According to Farrell, he stood by his understanding of the character, responding, “I’m not arguing that, I’m just saying B.J. wouldn’t do it.” After what Farrell estimates was about a half hour of discussion, series producer Burt Metcalfe decided that the actor’s feedback actually led to a more interesting storyline anyway. According to Farrell, he said, “‘You know what, we got a better script here in this discussion than we do on this page.'”
“So they changed it,” Farrell concluded. In the end, “Preventative Medicine” became a bittersweet take on futility in the face of power, as B.J. sat out the surgery, Hawkeye went through with it, and neither act staunched the flow of wounded patients arriving in the medical tent. “You treated a symptom,” B.J. tells Hawk wearily, while “the disease goes merrily on.”
A human moment
Though its plot is rather extreme, “Preventative Medicine” is classic “M*A*S*H.” It’s shot through with complicated moral conviction, both from B.J., who sees this act as a violation of the Hippocratic oath, and Hawkeye, who thinks allowing Lacy to continue at his normal pace is a recipe for preventable harm in itself. “That was what was so great about the show,” Farrell told AARP, referencing Metcalfe’s decision to change the script.
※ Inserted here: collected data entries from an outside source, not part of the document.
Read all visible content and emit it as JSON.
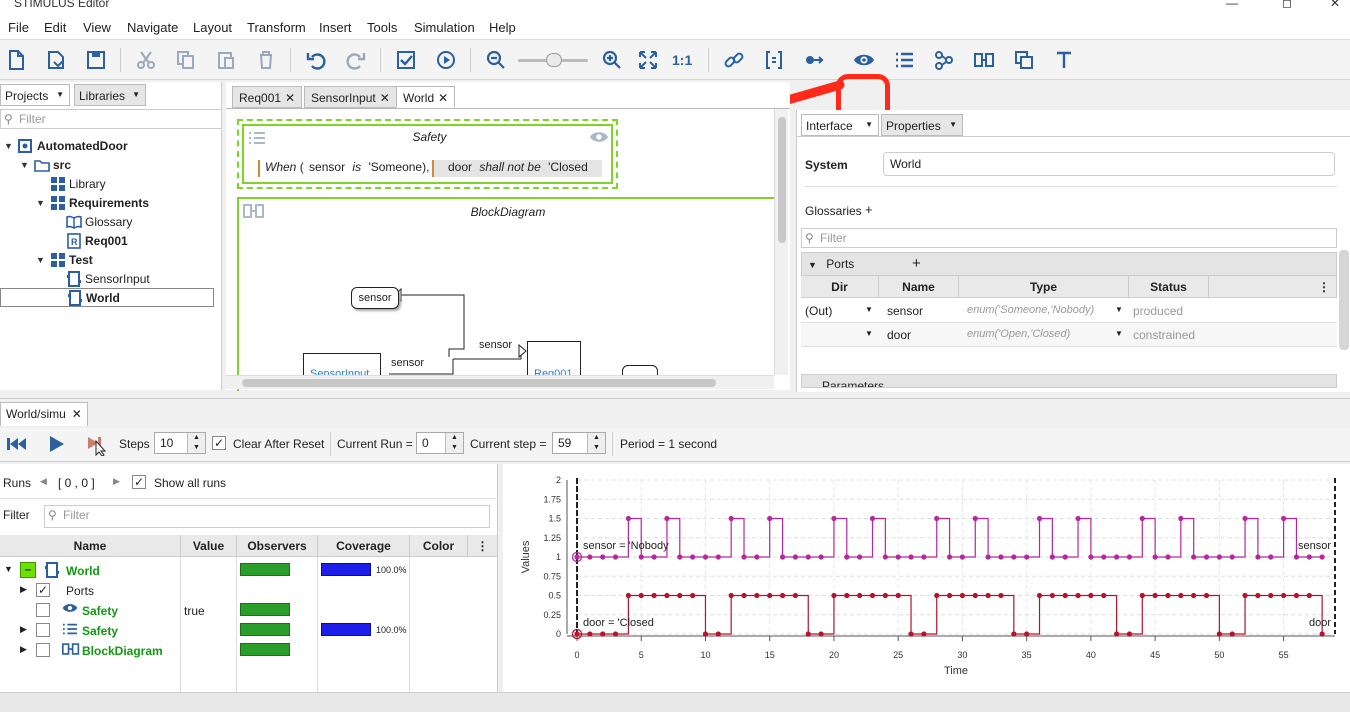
{
  "window": {
    "title": "STIMULUS Editor"
  },
  "menu": [
    "File",
    "Edit",
    "View",
    "Navigate",
    "Layout",
    "Transform",
    "Insert",
    "Tools",
    "Simulation",
    "Help"
  ],
  "toolbar": {
    "zoom_ratio_label": "1:1",
    "highlight_color": "#ff2a1a"
  },
  "projects": {
    "tab_projects": "Projects",
    "tab_libraries": "Libraries",
    "filter_placeholder": "Filter",
    "tree": [
      {
        "label": "AutomatedDoor",
        "bold": true,
        "level": 0,
        "expanded": true,
        "icon": "project-icon"
      },
      {
        "label": "src",
        "bold": true,
        "level": 1,
        "expanded": true,
        "icon": "folder-icon"
      },
      {
        "label": "Library",
        "bold": false,
        "level": 2,
        "icon": "library-icon"
      },
      {
        "label": "Requirements",
        "bold": true,
        "level": 2,
        "expanded": true,
        "icon": "library-icon"
      },
      {
        "label": "Glossary",
        "bold": false,
        "level": 3,
        "icon": "glossary-icon"
      },
      {
        "label": "Req001",
        "bold": true,
        "level": 3,
        "icon": "requirement-icon"
      },
      {
        "label": "Test",
        "bold": true,
        "level": 2,
        "expanded": true,
        "icon": "library-icon"
      },
      {
        "label": "SensorInput",
        "bold": false,
        "level": 3,
        "icon": "system-icon"
      },
      {
        "label": "World",
        "bold": true,
        "level": 3,
        "icon": "system-icon",
        "selected": true
      }
    ]
  },
  "editor": {
    "tabs": [
      "Req001",
      "SensorInput",
      "World"
    ],
    "safety": {
      "title": "Safety",
      "when": "When",
      "paren": "(",
      "sensor": "sensor",
      "is": "is",
      "someone": "'Someone",
      "close": ")",
      "comma": ",",
      "door": "door",
      "shall_not_be": "shall not be",
      "closed": "'Closed"
    },
    "block_diagram": {
      "title": "BlockDiagram",
      "port_sensor": "sensor",
      "wire_sensor_1": "sensor",
      "wire_sensor_2": "sensor",
      "block_sensorinput": "SensorInput",
      "block_req": "Req001"
    }
  },
  "properties": {
    "tab_interface": "Interface",
    "tab_properties": "Properties",
    "system_label": "System",
    "system_value": "World",
    "glossaries_label": "Glossaries",
    "glossaries_add": "+",
    "filter_placeholder": "Filter",
    "ports_label": "Ports",
    "ports_add": "+",
    "columns": [
      "Dir",
      "Name",
      "Type",
      "Status"
    ],
    "rows": [
      {
        "dir": "(Out)",
        "name": "sensor",
        "type": "enum('Someone,'Nobody)",
        "status": "produced"
      },
      {
        "dir": "",
        "name": "door",
        "type": "enum('Open,'Closed)",
        "status": "constrained"
      }
    ],
    "next_section": "Parameters"
  },
  "simulation": {
    "tab_label": "World/simu",
    "steps_label": "Steps",
    "steps_value": "10",
    "clear_after_reset": "Clear After Reset",
    "current_run_label": "Current Run =",
    "current_run_value": "0",
    "current_step_label": "Current step =",
    "current_step_value": "59",
    "period": "Period = 1 second",
    "runs_label": "Runs",
    "runs_range": "[ 0 , 0 ]",
    "show_all_runs": "Show all runs",
    "filter_label": "Filter",
    "filter_placeholder": "Filter",
    "columns": [
      "Name",
      "Value",
      "Observers",
      "Coverage",
      "Color"
    ],
    "rows": [
      {
        "name": "World",
        "value": "",
        "observers": 1,
        "coverage": "100.0%",
        "icon": "system-icon",
        "green": true
      },
      {
        "name": "Ports",
        "value": "",
        "icon": ""
      },
      {
        "name": "Safety",
        "value": "true",
        "observers": 1,
        "icon": "eye-icon",
        "green": true
      },
      {
        "name": "Safety",
        "value": "",
        "observers": 1,
        "coverage": "100.0%",
        "icon": "list-icon",
        "green": true
      },
      {
        "name": "BlockDiagram",
        "value": "",
        "observers": 1,
        "icon": "block-icon",
        "green": true
      }
    ]
  },
  "chart_data": {
    "type": "line",
    "xlabel": "Time",
    "ylabel": "Values",
    "xlim": [
      0,
      59
    ],
    "ylim": [
      0,
      2
    ],
    "xticks": [
      0,
      5,
      10,
      15,
      20,
      25,
      30,
      35,
      40,
      45,
      50,
      55
    ],
    "yticks": [
      0,
      0.25,
      0.5,
      0.75,
      1,
      1.25,
      1.5,
      1.75,
      2
    ],
    "grid": true,
    "series": [
      {
        "name": "sensor",
        "color": "#b5279b",
        "start_label": "sensor = 'Nobody",
        "x": [
          0,
          1,
          2,
          3,
          4,
          5,
          6,
          7,
          8,
          9,
          10,
          11,
          12,
          13,
          14,
          15,
          16,
          17,
          18,
          19,
          20,
          21,
          22,
          23,
          24,
          25,
          26,
          27,
          28,
          29,
          30,
          31,
          32,
          33,
          34,
          35,
          36,
          37,
          38,
          39,
          40,
          41,
          42,
          43,
          44,
          45,
          46,
          47,
          48,
          49,
          50,
          51,
          52,
          53,
          54,
          55,
          56,
          57,
          58
        ],
        "values": [
          1,
          1,
          1,
          1,
          1.5,
          1,
          1,
          1.5,
          1,
          1,
          1,
          1,
          1.5,
          1,
          1,
          1.5,
          1,
          1,
          1,
          1,
          1.5,
          1,
          1,
          1.5,
          1,
          1,
          1,
          1,
          1.5,
          1,
          1,
          1.5,
          1,
          1,
          1,
          1,
          1.5,
          1,
          1,
          1.5,
          1,
          1,
          1,
          1,
          1.5,
          1,
          1,
          1.5,
          1,
          1,
          1,
          1,
          1.5,
          1,
          1,
          1.5,
          1,
          1,
          1
        ]
      },
      {
        "name": "door",
        "color": "#b3142a",
        "start_label": "door = 'Closed",
        "x": [
          0,
          1,
          2,
          3,
          4,
          5,
          6,
          7,
          8,
          9,
          10,
          11,
          12,
          13,
          14,
          15,
          16,
          17,
          18,
          19,
          20,
          21,
          22,
          23,
          24,
          25,
          26,
          27,
          28,
          29,
          30,
          31,
          32,
          33,
          34,
          35,
          36,
          37,
          38,
          39,
          40,
          41,
          42,
          43,
          44,
          45,
          46,
          47,
          48,
          49,
          50,
          51,
          52,
          53,
          54,
          55,
          56,
          57,
          58
        ],
        "values": [
          0,
          0,
          0,
          0,
          0.5,
          0.5,
          0.5,
          0.5,
          0.5,
          0.5,
          0,
          0,
          0.5,
          0.5,
          0.5,
          0.5,
          0.5,
          0.5,
          0,
          0,
          0.5,
          0.5,
          0.5,
          0.5,
          0.5,
          0.5,
          0,
          0,
          0.5,
          0.5,
          0.5,
          0.5,
          0.5,
          0.5,
          0,
          0,
          0.5,
          0.5,
          0.5,
          0.5,
          0.5,
          0.5,
          0,
          0,
          0.5,
          0.5,
          0.5,
          0.5,
          0.5,
          0.5,
          0,
          0,
          0.5,
          0.5,
          0.5,
          0.5,
          0.5,
          0.5,
          0
        ]
      }
    ]
  }
}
He went on: “They understood that we understood the characters that we were creating. They had the class to listen and give us the dignity of understanding that we had invested parts of ourselves in these characters.”
It’s one of countless stories from the “M*A*S*H” writers’ rooms that demonstrates the value of behind-the-scenes communication and connection when it comes to making TV – something that Farrell touched on explicitly when discussing AI-generated scripts with Alda on “Clear+Vivid.” “I understand [AI bots] can parrot the human mind,” the actor noted, “but I can’t imagine that they can ever come close to parroting the human spirit.” But people like Alda, Farrell, Metcalfe, and episode writer Mitch Markowitz don’t have that problem, and neither does “M*A*S*H.” It’s a show defined by its humanity, from its first moments to its last to every appendectomy in between.